La déclaration finale du sommet a ainsi intégré ce
principe. Et comme pour ajouter un peu plus d’amertume au malaise du roi qui
s’est retrouvé visiblement isolé dans la grande salle du complexe sportif de New
Delhi, le classement des interventions des chefs d’État est venu confirmer la
posture peu confortable dans laquelle s’est mise Sa Majesté. En effet, après le
laïus prononcé par le Premier ministre indien, en tant que représentant du pays
hôte, la parole a été donnée au président de l’Union africaine en exercice, le
président du Zimbabwe, Robert Mugabé, qui, selon toute vraisemblance, a pris un
malin plaisir à tacler le roi du Maroc, en évoquant, et à plusieurs reprises, le
combat de l’Afrique contre le colonialisme, ses souffrances dues, justement, à
la colonisation et l’engagement du continent en faveur de la décolonisation.

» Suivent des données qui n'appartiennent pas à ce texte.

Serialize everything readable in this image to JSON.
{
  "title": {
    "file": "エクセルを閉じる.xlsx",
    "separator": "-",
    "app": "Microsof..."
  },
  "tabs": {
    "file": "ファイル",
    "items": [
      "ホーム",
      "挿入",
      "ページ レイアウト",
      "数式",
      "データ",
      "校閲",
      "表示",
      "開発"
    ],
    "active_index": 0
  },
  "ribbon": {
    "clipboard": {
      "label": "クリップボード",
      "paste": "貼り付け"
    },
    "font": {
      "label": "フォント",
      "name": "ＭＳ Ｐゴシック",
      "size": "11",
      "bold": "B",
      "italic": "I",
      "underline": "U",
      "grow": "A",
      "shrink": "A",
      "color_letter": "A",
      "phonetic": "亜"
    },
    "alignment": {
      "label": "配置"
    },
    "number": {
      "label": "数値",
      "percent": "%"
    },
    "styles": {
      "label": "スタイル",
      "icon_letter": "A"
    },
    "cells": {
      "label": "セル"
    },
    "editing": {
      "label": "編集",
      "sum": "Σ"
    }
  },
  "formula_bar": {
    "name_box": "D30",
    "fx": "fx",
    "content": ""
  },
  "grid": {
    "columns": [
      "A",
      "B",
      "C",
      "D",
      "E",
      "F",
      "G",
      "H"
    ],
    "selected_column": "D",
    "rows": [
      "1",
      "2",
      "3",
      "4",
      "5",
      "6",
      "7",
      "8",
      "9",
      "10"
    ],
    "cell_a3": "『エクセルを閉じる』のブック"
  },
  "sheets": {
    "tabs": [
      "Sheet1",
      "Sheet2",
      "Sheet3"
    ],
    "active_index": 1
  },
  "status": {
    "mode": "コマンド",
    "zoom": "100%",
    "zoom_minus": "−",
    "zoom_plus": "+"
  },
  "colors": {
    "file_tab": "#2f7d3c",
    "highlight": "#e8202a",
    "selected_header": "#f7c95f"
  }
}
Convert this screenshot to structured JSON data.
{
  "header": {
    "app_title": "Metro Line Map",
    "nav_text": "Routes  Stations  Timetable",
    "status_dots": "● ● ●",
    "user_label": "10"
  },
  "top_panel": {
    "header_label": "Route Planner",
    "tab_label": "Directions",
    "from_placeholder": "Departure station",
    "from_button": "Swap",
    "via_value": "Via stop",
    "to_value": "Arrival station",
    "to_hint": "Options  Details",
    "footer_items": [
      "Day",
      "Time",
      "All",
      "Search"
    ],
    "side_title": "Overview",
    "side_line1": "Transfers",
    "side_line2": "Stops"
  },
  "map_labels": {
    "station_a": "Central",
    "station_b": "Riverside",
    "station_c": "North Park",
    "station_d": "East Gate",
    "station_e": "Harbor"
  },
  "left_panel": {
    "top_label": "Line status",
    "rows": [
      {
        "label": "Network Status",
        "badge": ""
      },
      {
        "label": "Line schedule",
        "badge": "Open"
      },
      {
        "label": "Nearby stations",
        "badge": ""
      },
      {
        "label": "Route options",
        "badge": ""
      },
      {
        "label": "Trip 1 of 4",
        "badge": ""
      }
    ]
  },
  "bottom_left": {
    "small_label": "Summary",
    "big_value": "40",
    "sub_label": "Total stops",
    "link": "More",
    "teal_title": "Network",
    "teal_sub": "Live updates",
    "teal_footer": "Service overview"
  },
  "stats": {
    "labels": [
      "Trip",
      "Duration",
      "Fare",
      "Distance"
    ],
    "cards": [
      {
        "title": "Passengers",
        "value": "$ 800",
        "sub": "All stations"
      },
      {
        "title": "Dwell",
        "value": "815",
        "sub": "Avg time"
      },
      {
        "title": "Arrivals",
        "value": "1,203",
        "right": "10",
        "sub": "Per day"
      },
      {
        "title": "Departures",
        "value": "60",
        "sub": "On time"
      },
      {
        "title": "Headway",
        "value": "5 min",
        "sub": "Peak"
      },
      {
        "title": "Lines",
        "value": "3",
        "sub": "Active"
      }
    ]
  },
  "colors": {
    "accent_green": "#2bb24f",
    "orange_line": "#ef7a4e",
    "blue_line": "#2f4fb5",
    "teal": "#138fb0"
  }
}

Au
début de son intervention, le tonitruant Mugabé a même évité, et selon toute
vraisemblance de manière délibérée, de saluer le roi du Maroc. En entamant son
discours, M. Mugabé s’est adressé, dans l’ordre, au Premier ministre indien, à
la présidente de la Commission africaine, au roi du Swaziland, seul roi dans la
salle avec Mohammed VI, aux présidents, aux vice-présidents et, enfin, au reste
de l’assistance. Ce qui a certainement dû agacer encore plus le roi du Maroc. Et
comme pour faire perdurer le supplice de ce dernier qui a tenté de se mettre
dans les habits de l’invité de marque, c’est la présidente de la Commission de
l’Union africaine, Mme le Dr Nkosazana Dlamini-Zuma, qui a été invitée à
rejoindre la tribune pour prononcer, elle aussi, une allocution. Mohammed VI a
dû patienter jusqu’au début de la première session des interventions des chefs
d’État pour prononcer son discours. Mais, là aussi, ce n’est pas fini. En effet,
c’est le roi de Swaziland qui l’a précédé à la tribune. Et cela ne pouvait que
le froisser davantage, lui qui se voyait, en venant au sommet, en guest-star de
l’événement. En fin de compte, apparemment, les choses ne se sont pas passées
comme prévu. La coupe étant pleine, Mohammed VI a dû quitter la salle avant même
la fin des interventions des autres chefs d’État inscrits pour la première
session. Au déjeuner qui a suivi, il n’était tout simplement pas présent,
manifestant, ainsi, son embarras de se retrouver en tête à tête avec ceux qu’il
considère comme des ennemis. À la reprise des travaux, dans l’après-midi, il n’y
avait aucune trace de lui. Et comme pour couronner le tout, il a boycotté la
cérémonie de prise de photos des chefs d’État participants, avec le Premier
ministre indien, tous en tenue traditionnelle indienne.